Mathematical modeling of random coupling between polarization modes in single-mode optical fibers: XIII. Conditions of applicability of the ergodic hypothesis for fiber ring interferometers

Some additional conditions of applicability of the ergodic hypothesis to fiber ring interferometers (FRIs) with a loop consisting of a single-mode optical fiber (SMOF) with random inhomogeneities are considered. It is shown by mathematical modeling that the change in the phase difference of counterpropagating waves at the FRI output with the SMOF temperature is not a stationary random process. However, in a fairly narrow temperature range, this dependence can be assumed to be locally stationary. The conditions determining this temperature range are formulated.

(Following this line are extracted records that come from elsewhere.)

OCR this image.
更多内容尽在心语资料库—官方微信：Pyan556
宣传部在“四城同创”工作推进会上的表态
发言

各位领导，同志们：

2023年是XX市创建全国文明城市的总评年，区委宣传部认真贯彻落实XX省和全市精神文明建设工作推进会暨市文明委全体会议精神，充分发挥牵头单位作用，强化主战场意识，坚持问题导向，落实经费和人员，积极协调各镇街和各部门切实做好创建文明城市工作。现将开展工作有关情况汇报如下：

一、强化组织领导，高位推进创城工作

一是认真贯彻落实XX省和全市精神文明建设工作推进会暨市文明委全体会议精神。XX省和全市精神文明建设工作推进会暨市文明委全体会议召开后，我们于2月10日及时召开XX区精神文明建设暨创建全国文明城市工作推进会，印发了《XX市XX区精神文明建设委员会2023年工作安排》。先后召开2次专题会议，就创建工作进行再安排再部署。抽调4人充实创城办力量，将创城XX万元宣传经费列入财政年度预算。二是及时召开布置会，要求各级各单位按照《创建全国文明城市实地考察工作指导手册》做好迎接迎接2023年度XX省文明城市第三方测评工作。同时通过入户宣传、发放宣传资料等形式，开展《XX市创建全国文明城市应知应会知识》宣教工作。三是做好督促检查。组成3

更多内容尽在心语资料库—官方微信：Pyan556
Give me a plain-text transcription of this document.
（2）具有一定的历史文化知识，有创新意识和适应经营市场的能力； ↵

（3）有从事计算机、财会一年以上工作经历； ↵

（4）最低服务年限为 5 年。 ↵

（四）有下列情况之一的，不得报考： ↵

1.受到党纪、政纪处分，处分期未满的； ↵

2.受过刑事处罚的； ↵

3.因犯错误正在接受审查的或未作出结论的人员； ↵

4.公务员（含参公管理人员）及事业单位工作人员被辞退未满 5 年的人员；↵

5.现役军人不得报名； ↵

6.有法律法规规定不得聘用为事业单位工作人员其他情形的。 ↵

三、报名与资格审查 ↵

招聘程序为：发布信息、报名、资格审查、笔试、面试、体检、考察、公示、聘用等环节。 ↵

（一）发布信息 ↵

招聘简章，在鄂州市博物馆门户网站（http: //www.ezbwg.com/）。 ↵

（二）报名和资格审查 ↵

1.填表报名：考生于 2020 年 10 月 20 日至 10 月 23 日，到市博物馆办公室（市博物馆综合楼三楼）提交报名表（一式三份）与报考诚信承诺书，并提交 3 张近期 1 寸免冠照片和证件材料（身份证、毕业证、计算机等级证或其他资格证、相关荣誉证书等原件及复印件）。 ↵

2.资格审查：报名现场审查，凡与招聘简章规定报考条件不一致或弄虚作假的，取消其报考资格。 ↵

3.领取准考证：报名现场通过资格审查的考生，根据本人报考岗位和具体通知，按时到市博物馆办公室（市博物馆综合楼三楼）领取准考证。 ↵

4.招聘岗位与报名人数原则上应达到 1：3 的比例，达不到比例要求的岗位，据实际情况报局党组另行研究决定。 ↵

It is shown for a fairly large ensemble of independent realizations of random inhomogeneities in an SMOF that, even when all conditions of ergodicity are satisfied with a large margin, there will always be at least one realization violating strict ergodicity. Thus, only conditional (approximate) ergodicity occurs in this case. Nevertheless, in calculation of the FRI zero drift in this situation, averaging over an ensemble of independent realizations of random inhomogeneities in the SMOF of an FRI loop can be performed with sufficient accuracy. As a result, calculations are simplified significantly. In the general case, when at least one of the conditions of ergodicity is not satisfied, averaging over temperature for each realization with subsequent averaging over the entire ensemble should be performed. It is shown also that, within this problem, we can speak only about quasi-ergodicity or emulation of ergodicity, since a change in the temperature of the SMOF of an FRI loop and successive enumeration of independent realizations of random inhomogeneities in the SMOF loop are radically different random processes. The parameters characterizing quasiperiodic temperature changes in the phase difference of counterpropagating waves at the FRI output are refined.